The field in India's Krishna Godavari basin, discovered by India's Reliance Industries in the Bay of Bengal, are now target of UK-based BP and Chevron and ExxonMobil of the United States.
Lord Browne, BP's chief executive, talked with Mukesh Ambani, Reliance chairman, during a visit to India last week to sign a deal to help Hindustan Petroleum build a refinery, according to Financial Times on Monday.
But an insider confirmed the interest of the other oil majors and said Reliance Industries was still considering its options.
The Reliance field was 2002's largest gas discovery.

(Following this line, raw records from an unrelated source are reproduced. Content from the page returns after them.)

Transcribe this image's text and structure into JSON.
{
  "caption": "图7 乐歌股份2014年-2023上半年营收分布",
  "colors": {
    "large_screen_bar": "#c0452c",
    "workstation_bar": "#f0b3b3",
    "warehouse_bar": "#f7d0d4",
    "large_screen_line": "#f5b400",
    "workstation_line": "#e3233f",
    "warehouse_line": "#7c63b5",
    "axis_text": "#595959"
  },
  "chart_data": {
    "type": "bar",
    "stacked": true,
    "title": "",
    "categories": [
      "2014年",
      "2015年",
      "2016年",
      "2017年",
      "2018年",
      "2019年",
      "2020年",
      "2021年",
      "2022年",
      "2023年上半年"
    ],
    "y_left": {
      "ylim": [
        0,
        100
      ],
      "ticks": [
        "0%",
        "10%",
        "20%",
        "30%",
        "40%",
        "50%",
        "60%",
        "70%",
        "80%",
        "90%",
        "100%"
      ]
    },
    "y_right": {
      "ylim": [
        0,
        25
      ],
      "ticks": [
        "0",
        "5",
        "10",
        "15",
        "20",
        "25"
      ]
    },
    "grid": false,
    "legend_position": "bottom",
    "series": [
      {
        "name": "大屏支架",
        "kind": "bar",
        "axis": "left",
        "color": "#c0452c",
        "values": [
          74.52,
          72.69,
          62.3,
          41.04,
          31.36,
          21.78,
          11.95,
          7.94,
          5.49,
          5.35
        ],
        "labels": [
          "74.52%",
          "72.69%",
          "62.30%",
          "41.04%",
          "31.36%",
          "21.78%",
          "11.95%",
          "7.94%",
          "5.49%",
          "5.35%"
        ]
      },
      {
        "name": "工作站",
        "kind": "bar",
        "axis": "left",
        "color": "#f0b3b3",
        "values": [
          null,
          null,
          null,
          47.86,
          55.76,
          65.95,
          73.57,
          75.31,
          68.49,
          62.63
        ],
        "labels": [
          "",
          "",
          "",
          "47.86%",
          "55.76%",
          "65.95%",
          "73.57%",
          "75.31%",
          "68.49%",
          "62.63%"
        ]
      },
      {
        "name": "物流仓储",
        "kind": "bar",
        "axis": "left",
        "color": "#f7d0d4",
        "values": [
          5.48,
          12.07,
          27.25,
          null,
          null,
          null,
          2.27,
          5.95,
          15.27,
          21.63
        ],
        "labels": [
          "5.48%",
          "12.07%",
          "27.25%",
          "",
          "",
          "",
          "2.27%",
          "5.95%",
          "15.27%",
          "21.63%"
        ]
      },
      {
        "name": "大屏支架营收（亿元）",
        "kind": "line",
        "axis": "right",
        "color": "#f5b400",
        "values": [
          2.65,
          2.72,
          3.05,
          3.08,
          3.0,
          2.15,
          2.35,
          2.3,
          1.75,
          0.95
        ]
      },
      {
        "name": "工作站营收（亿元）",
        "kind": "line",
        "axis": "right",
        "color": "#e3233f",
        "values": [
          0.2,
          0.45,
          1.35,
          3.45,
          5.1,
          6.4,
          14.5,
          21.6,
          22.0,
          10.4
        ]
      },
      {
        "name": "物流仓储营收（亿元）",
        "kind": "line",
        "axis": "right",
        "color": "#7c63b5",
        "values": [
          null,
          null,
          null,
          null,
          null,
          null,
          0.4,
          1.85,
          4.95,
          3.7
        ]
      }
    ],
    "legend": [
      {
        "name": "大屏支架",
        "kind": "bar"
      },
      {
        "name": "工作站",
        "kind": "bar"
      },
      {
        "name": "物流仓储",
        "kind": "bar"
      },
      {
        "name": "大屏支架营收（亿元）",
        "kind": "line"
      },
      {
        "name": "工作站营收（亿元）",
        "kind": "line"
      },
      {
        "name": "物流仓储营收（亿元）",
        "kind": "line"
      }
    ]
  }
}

UK energy consultants Wood Mackenzie values the field at 4 billion dollars, taking into account only the proved and probable reserve estimates of 6,000 billion cubic feet, a conservative valuation since the field holds possible reserves of 14,000 billion cubic feet.
Browne is reportedly to have said in New Delhi, "We need to do more [in India]. We are looking at various options in exploration and production, as well as more in refining and marketing."
The project is just the type oil majors prefer, where the find has been made but still needs to be developed.
ExxonMobil said it would pursue opportunities that met its investment criteria, meanwhile, Chevron said it would not comment about potential M&A activity.